Like his contemporary Elvis Presley, Jerry Lee Lewis grew up in a place where the musical traditions of the poor and white overlapped and intermixed with those of the poor and black. Just south of the Delta heartland that gave birth to the blues, Lewis’s hometown of Ferriday, Louisiana, also sat in the heart of territory critical to the development of country music. The sounds emanating from the churches, dance-halls, juke-joints and radios of Ferriday were precisely those that would coalesce into rock and roll: black gospel, white gospel, boogie-woogie, Delta blues, rhythm and blues and Western swing. The line separating country from rock and roll was particularly blurry during Jerry Lee’s rise to fame, when songs like “Great Balls of Fire” and “Whole Lotta Shakin’ Goin’ On” rose higher on the country charts—all the way to #1—than they did on the pop charts.

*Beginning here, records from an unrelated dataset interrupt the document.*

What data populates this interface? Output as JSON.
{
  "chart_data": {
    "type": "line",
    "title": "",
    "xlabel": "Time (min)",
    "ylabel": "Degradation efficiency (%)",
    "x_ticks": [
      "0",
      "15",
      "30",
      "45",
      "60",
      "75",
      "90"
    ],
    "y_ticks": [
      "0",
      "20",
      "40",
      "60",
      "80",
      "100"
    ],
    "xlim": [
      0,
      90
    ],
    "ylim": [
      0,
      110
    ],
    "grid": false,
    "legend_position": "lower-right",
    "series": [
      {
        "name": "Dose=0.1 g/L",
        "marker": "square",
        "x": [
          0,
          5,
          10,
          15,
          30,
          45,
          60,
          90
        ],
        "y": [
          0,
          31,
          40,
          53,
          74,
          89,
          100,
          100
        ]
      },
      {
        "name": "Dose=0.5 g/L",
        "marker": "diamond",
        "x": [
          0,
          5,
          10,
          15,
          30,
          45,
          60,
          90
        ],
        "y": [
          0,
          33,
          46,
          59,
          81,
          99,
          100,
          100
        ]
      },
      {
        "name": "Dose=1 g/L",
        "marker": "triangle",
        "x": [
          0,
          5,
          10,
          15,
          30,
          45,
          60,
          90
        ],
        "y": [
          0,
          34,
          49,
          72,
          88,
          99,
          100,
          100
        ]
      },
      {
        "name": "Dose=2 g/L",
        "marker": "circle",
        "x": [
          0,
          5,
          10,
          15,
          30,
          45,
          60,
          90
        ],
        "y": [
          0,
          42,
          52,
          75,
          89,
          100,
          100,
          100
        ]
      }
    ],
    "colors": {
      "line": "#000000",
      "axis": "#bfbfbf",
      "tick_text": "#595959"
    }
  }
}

The line was much clearer by the late 1960s, when Jerry Lee Lewis, long since shunned by the pop establishment over his controversial second marriage, reclaimed part of his musical roots by staging a hugely successful comeback behind country hits like “Another Place, Another Time” and the brilliantly titled “What’s Made Milwaukee Famous (Made a Loser Out of Me).” The comeback reached a high point with his invitation to the Grand Ole Opry, where, on this day in 1973, Jerry Lee put the full complexity of his musical background and colorful personality on display. “I am a rock-and-rollin’, country-and-western, rhythm-and-blues singing [expletive deleted]!” Lewis declared from country music’s greatest stage before launching into a rousing set that included all of the late '50s rock-and-roll classics he’d promised Opry officials not to play.